- Born: June 3, 1964 (age 61) Targovishte, Bulgaria
- Occupation: Actor

= Nikolay Nikolov (actor) =

Bulgarian actor (born 1964)

Nikolay Petrov Nikolov (Николай Петров Николов) (born June 3, 1964) is a Bulgarian actor. He is best known for his voice-over roles in famous television series like Friends, CSI: Crime Scene Investigation, Nip/Tuck, Lost, Prison Break, Heroes and many more.

==Acting career==
In 1993, Nikolov graduated from VITIZ with a degree in drama in Krikor Azarian's class.
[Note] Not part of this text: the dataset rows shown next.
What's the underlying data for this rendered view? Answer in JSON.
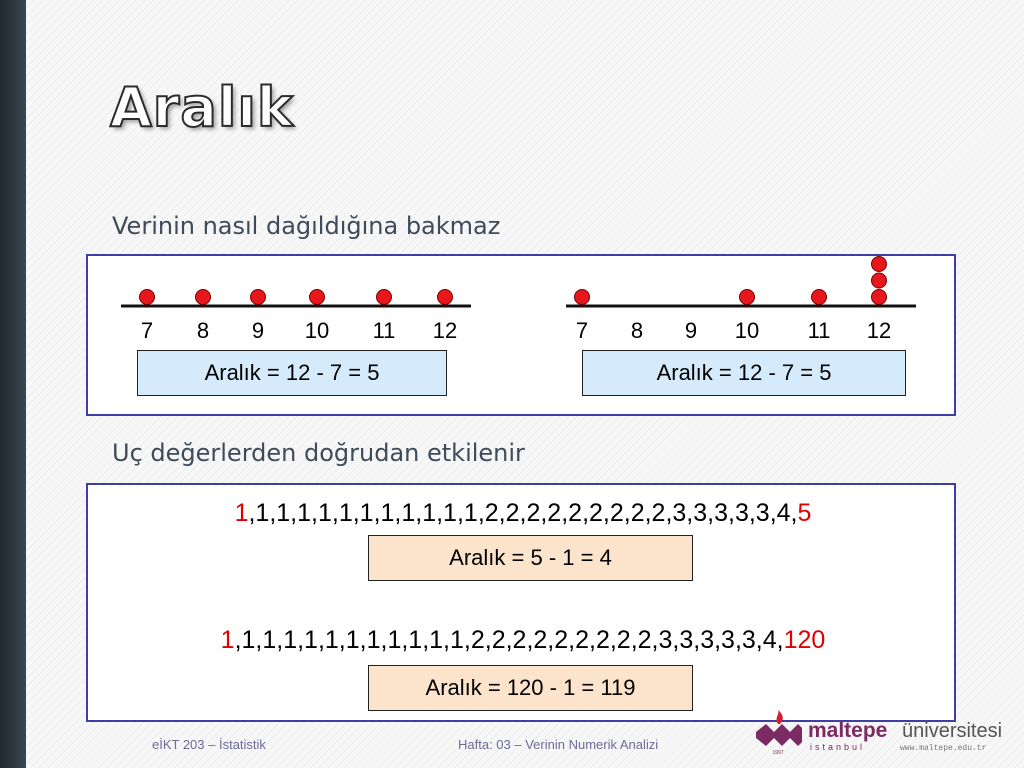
{
  "title": "Aralık",
  "section1": {
    "heading": "Verinin nasıl dağıldığına bakmaz",
    "left_plot": {
      "ticks": [
        "7",
        "8",
        "9",
        "10",
        "11",
        "12"
      ],
      "dots": [
        1,
        1,
        1,
        1,
        1,
        1
      ],
      "range_label": "Aralık = 12 - 7 = 5"
    },
    "right_plot": {
      "ticks": [
        "7",
        "8",
        "9",
        "10",
        "11",
        "12"
      ],
      "dots": [
        1,
        0,
        0,
        1,
        1,
        3
      ],
      "range_label": "Aralık = 12 - 7 = 5"
    }
  },
  "section2": {
    "heading": "Uç değerlerden doğrudan etkilenir",
    "series1": {
      "first": "1",
      "middle": ",1,1,1,1,1,1,1,1,1,1,1,2,2,2,2,2,2,2,2,2,3,3,3,3,3,4,",
      "last": "5",
      "range_label": "Aralık = 5 - 1 = 4"
    },
    "series2": {
      "first": "1",
      "middle": ",1,1,1,1,1,1,1,1,1,1,1,2,2,2,2,2,2,2,2,2,3,3,3,3,3,4,",
      "last": "120",
      "range_label": "Aralık = 120 - 1 = 119"
    }
  },
  "footer": {
    "course": "eİKT 203 – İstatistik",
    "week": "Hafta: 03 – Verinin Numerik Analizi"
  },
  "logo": {
    "name": "maltepe",
    "suffix": "üniversitesi",
    "city": "istanbul",
    "url": "www.maltepe.edu.tr",
    "year": "1997"
  },
  "colors": {
    "dot": "#e8171b",
    "panel_border": "#3f3fa3",
    "blue_box": "#d5ebfb",
    "orange_box": "#fbe3cc",
    "highlight": "#e00000",
    "logo_purple": "#7b2a63",
    "logo_red": "#d41e2c"
  }
}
In 1994, he joined the Drama Theater in Sliven where he acted for three seasons. In 1999, he moved to Sofia to act in Sfumao, a theater workshop, where he worked with the directors Margarita Mladenova and Ivan Dobchev. He performed in The Mortal Antigone and The Blind Tiresias.

==Voice acting career==
Nikolov started voicing films and television series in 2000. His first series was Friends for bTV, where he voiced Ross Geller and Chandler Bing. He has also dubbed various characters on The Adventures of Brisco County, Jr. (Diema Vision dub), Charmed, Rescue Me, The 4400, Studio 60 on the Sunset Strip, as well as animated series such as The Flintstones (Ars Digital Studio dub), The Flintstone Kids, The Sylvester and Tweety Mysteries, Histeria! and Extreme Ghostbusters.

==Personal life==
He is divorced and has one son. Nikolov's favourite band is Jethro Tull.